Public Key and Private Key
Public-key cryptography is based on the concept of a key pair, which consists of a public key and a private key. Data that has been encrypted with a public key can be decrypted only with the corresponding private key. Conversely, data that has been encrypted with a private key can be decrypted only with the corresponding public key.
Certificates
How do you know that you are dealing with the right person or rather the right web site. Well, someone has taken great length (if they are serious) to ensure that the web site owners are who they claim to be. This someone, you have to implicitly trust: you have his/her certificate loaded in your browser (a root Certificate). A certificate, contains information about the owner of the certificate, like e-mail address, owner’s name, certificate usage, duration of validity, resource location or Distinguished Name (DN) which includes the Common Name (CN) (web site address or e-mail address depending of the usage) and the certificate ID of the person who certifies (signs) this information. It contains also the public key and finally a hash to ensure that the certificate has not been tampered with. As you made the choice to trust the person who signs this certificate, therefore you also trust this certificate. This is a certificate trust tree or certificate path. Usually your browser or application has already loaded the root certificate of well known Certification Authorities (CA) or root CA Certificates. The CA maintains a list of all signed certificates as well as a list of revoked certificates. A certificate is insecure until it is signed, as only a signed certificate cannot be modified. You can sign a certificate using itself, it is called a self signed certificate. All root CA certificates are self signed.
A certificate verifies that an entity is the owner of a particular public key.
Certificates that follow the X.509 standard contain a data section and a signature section. The data section includes such information as:
The Distinguished Name of the entity that owns the public key
The Distinguished Name of the entity that issued the certificate
The period of time during which the certificate is valid
The public key itself
You can obtain a certificate from a Certificate Authority (CA) such as VeriSign. Alternately, you can create a self-signed certificate, in which the owner and the issuer are the same.
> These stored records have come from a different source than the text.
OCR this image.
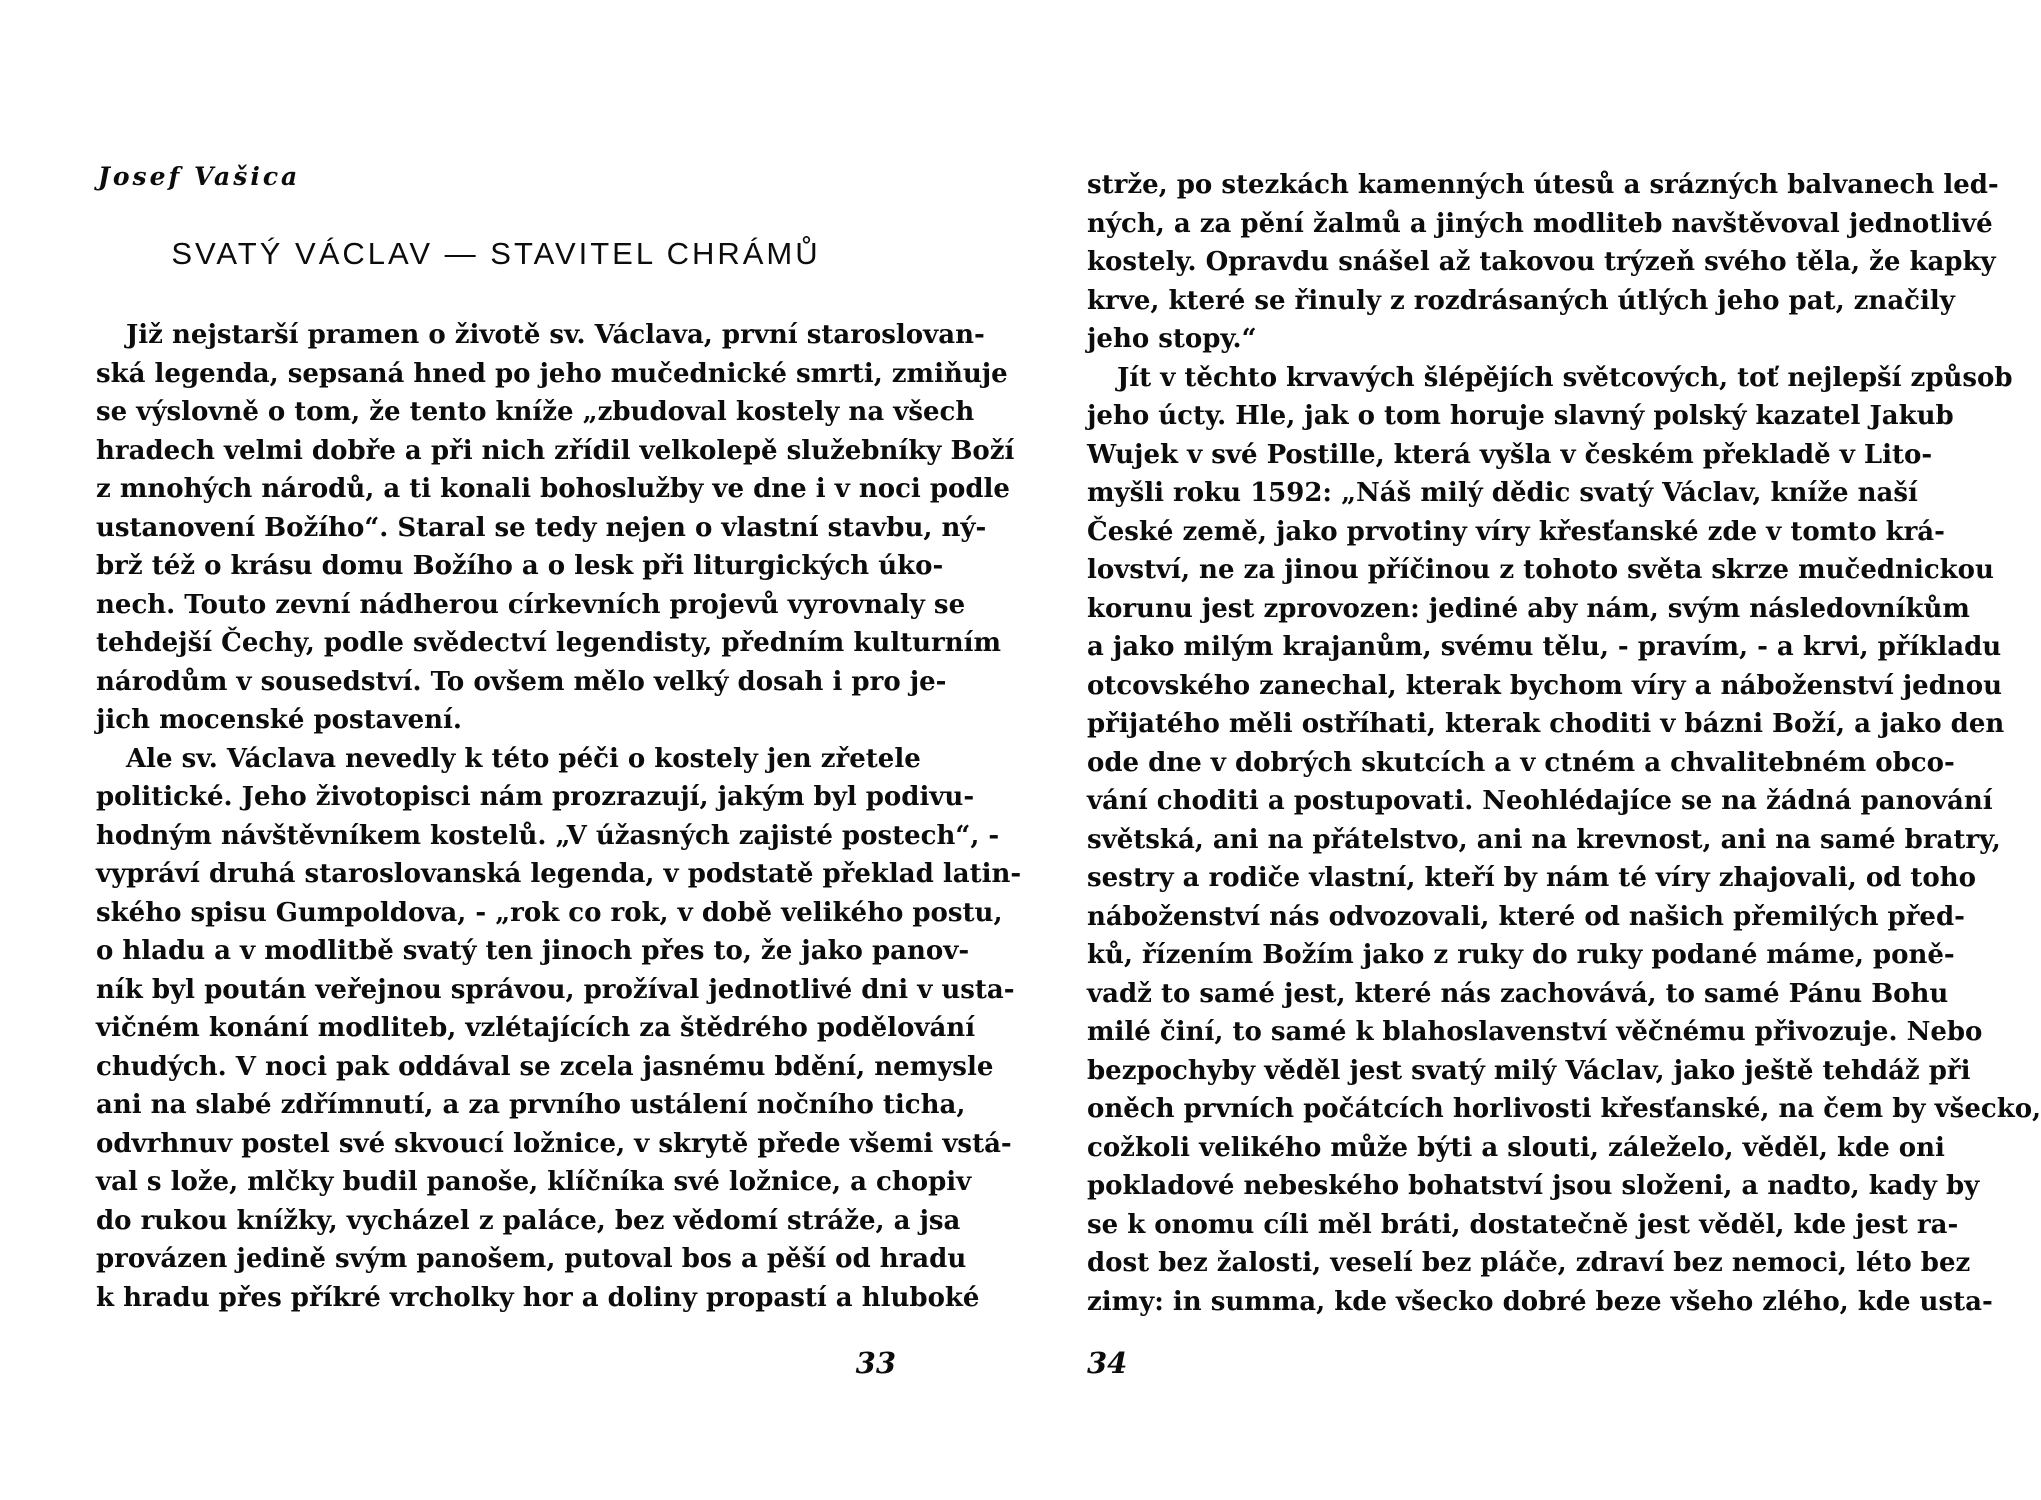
Josef Vašica
SVATÝ VÁCLAV — STAVITEL CHRÁMŮ
Již nejstarší pramen o životě sv. Václava, první staroslovan-
ská legenda, sepsaná hned po jeho mučednické smrti, zmiňuje
se výslovně o tom, že tento kníže „zbudoval kostely na všech
hradech velmi dobře a při nich zřídil velkolepě služebníky Boží
z mnohých národů, a ti konali bohoslužby ve dne i v noci podle
ustanovení Božího“. Staral se tedy nejen o vlastní stavbu, ný-
brž též o krásu domu Božího a o lesk při liturgických úko-
nech. Touto zevní nádherou církevních projevů vyrovnaly se
tehdejší Čechy, podle svědectví legendisty, předním kulturním
národům v sousedství. To ovšem mělo velký dosah i pro je-
jich mocenské postavení.
Ale sv. Václava nevedly k této péči o kostely jen zřetele
politické. Jeho životopisci nám prozrazují, jakým byl podivu-
hodným návštěvníkem kostelů. „V úžasných zajisté postech“, -
vypráví druhá staroslovanská legenda, v podstatě překlad latin-
ského spisu Gumpoldova, - „rok co rok, v době velikého postu,
o hladu a v modlitbě svatý ten jinoch přes to, že jako panov-
ník byl poután veřejnou správou, prožíval jednotlivé dni v usta-
vičném konání modliteb, vzlétajících za štědrého podělování
chudých. V noci pak oddával se zcela jasnému bdění, nemysle
ani na slabé zdřímnutí, a za prvního ustálení nočního ticha,
odvrhnuv postel své skvoucí ložnice, v skrytě přede všemi vstá-
val s lože, mlčky budil panoše, klíčníka své ložnice, a chopiv
do rukou knížky, vycházel z paláce, bez vědomí stráže, a jsa
provázen jedině svým panošem, putoval bos a pěší od hradu
k hradu přes příkré vrcholky hor a doliny propastí a hluboké
33
strže, po stezkách kamenných útesů a srázných balvanech led-
ných, a za pění žalmů a jiných modliteb navštěvoval jednotlivé
kostely. Opravdu snášel až takovou trýzeň svého těla, že kapky
krve, které se řinuly z rozdrásaných útlých jeho pat, značily
jeho stopy.“
Jít v těchto krvavých šlépějích světcových, toť nejlepší způsob
jeho úcty. Hle, jak o tom horuje slavný polský kazatel Jakub
Wujek v své Postille, která vyšla v českém překladě v Lito-
myšli roku 1592: „Náš milý dědic svatý Václav, kníže naší
České země, jako prvotiny víry křesťanské zde v tomto krá-
lovství, ne za jinou příčinou z tohoto světa skrze mučednickou
korunu jest zprovozen: jediné aby nám, svým následovníkům
a jako milým krajanům, svému tělu, - pravím, - a krvi, příkladu
otcovského zanechal, kterak bychom víry a náboženství jednou
přijatého měli ostříhati, kterak choditi v bázni Boží, a jako den
ode dne v dobrých skutcích a v ctném a chvalitebném obco-
vání choditi a postupovati. Neohlédajíce se na žádná panování
světská, ani na přátelstvo, ani na krevnost, ani na samé bratry,
sestry a rodiče vlastní, kteří by nám té víry zhajovali, od toho
náboženství nás odvozovali, které od našich přemilých před-
ků, řízením Božím jako z ruky do ruky podané máme, poně-
vadž to samé jest, které nás zachovává, to samé Pánu Bohu
milé činí, to samé k blahoslavenství věčnému přivozuje. Nebo
bezpochyby věděl jest svatý milý Václav, jako ještě tehdáž při
oněch prvních počátcích horlivosti křesťanské, na čem by všecko,
cožkoli velikého může býti a slouti, záleželo, věděl, kde oni
pokladové nebeského bohatství jsou složeni, a nadto, kady by
se k onomu cíli měl bráti, dostatečně jest věděl, kde jest ra-
dost bez žalosti, veselí bez pláče, zdraví bez nemoci, léto bez
zimy: in summa, kde všecko dobré beze všeho zlého, kde usta-
34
An organization that issues certificates can establish a hierarchy of CAs. The root CA has a self-signed certificate. Each subordinate CA has a certificate that is signed by the next highest CA in the hierarchy. A certificate chain is the certificate of a particular CA, plus the certificates of any higher CAs up through the root CA.
SSL
A browser requests a secure page (usually https://).
The web server sends its public key with its certificate.
The browser checks that the certificate was issued by a trusted party (usually a trusted root CA), that the certificate is still valid and that the certificate is related to the site contacted.
The browser then uses the public key, to encrypt a random symmetric encryption key and sends it to the server with the encrypted URL required as well as other encrypted http data.
The web server decrypts the symmetric encryption key using its private key and uses the symmetric key to decrypt the URL and http data.
The web server sends back the requested html document and http data encrypted with the symmetric key.
The browser decrypts the http data and html document using the symmetric key and displays the information.
Symmetric Key
The Symmetric key:
Well, Private Key/Public Key encryption algorithms are great, but they are not usually practical. It is asymmetric because you need the other key pair to decrypt. You can’t use the same key to encrypt and decrypt. An algorithm using the same key to decrypt and encrypt is deemed to have a symmetric key. A symmetric algorithm is much faster in doing its job than an asymmetric algorithm. But a symmetric key is potentially highly insecure. If the enemy gets hold of the key then you have no more secret information. You must therefore transmit the key to the other party without the enemy getting its hands on it. As you know, nothing is secure on the Internet. The solution is to encapsulate the symmetric key inside a message encrypted with an asymmetric algorithm. You have never transmitted your private key to anybody, then the message encrypted with the public key is secure (relatively secure, nothing is certain except death and taxes). The symmetric key is also chosen randomly, so that if the symmetric secret key is discovered then the next transaction will be totally different.
Symetric Key–>[Public Key]–>Encrypted Symetric Key–>[Private Key]–>Symetric Key
Symmetric vs Asymmetric
- Symmetric is faster, like Rijndael, DES
- Symmetric is not easy to transfer the key, but can use Diffie-Hellman
- Asymmetric is slower, like RSA
- Asymmetric use case is for you want to anyone can encrypt and only you can dencrypt message
Digital sign
- use your private key to encrypt data, and make it and the data public
- to avoid hacker personator
- to verify A is A, we still need offical third party authenticate (cert, public key and sign)
- offical browsers have offical third party certs to make sure they are trustable.